Anyone who have ever tried maintaining some Python dependencies for AI/ML workloads would understand when Savin Goyal, co-founder and CTO of Outerbounds, suggested that there needs to be “a better way to manage dependencies.”

Even the slightest mismatches between environments, including underlying system packages, can lead to unexpected errors and stochastic crashes. However, dependencies are granular and often needs to updated following security issues. The fact that these dependencies are usually large in size, easily spanning a few hundred megabytes, does not help either.

With a fun-to-watch imaginary conversation between an AI engineer and MLOps engineer, the CTO explained in detail why common dependency management tools does not "just work” throughout the whole MLOps cycle—from development stages to CI/CD iterations.

It can be summarized to a number of requirements for a better dependency management tool, which Savin claimed Metaflow has mostly achieved. By bringing the dependency specification to decorators of each task in the workflow DAG, Metaflow can actively manage the execution environments—which helps in optimization, portability, caching, etc.

The session, however, was not just a showcase for that decorator feature. He went on to introduce Fast Bakery, an image “baking” service for AI/ML workloads.
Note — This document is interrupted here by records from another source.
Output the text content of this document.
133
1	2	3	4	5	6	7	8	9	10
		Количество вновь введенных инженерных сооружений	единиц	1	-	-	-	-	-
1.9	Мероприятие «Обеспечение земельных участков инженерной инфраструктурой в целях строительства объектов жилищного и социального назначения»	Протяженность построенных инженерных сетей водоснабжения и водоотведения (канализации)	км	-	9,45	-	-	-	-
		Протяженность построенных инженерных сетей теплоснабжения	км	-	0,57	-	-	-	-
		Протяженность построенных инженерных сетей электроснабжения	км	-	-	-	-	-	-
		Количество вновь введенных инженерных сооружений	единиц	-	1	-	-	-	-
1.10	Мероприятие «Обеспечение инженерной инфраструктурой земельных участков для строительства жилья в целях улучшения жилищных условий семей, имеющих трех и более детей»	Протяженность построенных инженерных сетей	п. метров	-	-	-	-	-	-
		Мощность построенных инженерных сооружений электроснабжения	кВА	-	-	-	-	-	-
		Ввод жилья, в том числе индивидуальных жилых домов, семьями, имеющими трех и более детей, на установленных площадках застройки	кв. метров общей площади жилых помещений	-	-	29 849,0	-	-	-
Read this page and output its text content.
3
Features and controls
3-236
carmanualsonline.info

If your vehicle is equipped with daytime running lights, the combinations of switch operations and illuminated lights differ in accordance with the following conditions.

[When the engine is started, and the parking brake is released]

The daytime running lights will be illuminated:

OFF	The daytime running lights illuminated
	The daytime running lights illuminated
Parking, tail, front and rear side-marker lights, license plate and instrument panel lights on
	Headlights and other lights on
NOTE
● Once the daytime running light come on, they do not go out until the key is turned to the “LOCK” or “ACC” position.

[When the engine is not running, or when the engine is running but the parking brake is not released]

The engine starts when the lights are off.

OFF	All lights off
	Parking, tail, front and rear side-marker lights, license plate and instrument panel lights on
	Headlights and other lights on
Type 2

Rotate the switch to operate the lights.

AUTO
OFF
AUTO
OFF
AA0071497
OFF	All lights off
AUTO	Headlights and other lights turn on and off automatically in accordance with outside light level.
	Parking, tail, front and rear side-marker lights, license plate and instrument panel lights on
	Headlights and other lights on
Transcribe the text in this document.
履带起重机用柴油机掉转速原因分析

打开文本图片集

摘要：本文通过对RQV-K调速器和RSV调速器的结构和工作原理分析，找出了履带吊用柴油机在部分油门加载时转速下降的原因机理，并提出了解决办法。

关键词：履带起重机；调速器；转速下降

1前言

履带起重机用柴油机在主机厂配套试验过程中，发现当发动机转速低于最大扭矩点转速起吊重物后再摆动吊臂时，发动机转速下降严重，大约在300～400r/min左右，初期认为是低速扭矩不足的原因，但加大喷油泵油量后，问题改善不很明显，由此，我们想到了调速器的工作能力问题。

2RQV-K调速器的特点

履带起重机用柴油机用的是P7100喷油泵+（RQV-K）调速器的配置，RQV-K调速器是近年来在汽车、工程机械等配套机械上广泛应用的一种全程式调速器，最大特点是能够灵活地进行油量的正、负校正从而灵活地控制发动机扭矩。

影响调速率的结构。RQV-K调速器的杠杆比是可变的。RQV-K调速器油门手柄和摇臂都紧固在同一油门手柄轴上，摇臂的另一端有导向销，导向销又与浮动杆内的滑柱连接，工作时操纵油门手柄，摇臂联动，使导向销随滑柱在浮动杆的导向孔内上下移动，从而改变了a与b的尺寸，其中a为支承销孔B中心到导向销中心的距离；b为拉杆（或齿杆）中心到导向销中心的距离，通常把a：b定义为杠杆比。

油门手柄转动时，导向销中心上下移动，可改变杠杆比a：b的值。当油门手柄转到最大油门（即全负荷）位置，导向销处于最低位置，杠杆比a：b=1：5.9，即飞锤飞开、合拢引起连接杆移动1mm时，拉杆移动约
Fast Bakery applies a few more optimizations: running dependency resolution in their dedicated machines, utilizing filesystem layers to put together an image in minimal time, and using custom object storages to provide a secure, high-throughput image registry.

In summary, this case study made several points clear:

Dependency management is still a challenging, and arguably open, problem for MLOps engineers;
Although container images are often heavy and hard to cache, containerization is still the most preferred way for deploying AI/ML workloads continuously with full reproducibility;
As always, know your data before caching—Docker caches files en masse, but if each package is largely independent from one another, there is a chance to cache them individually.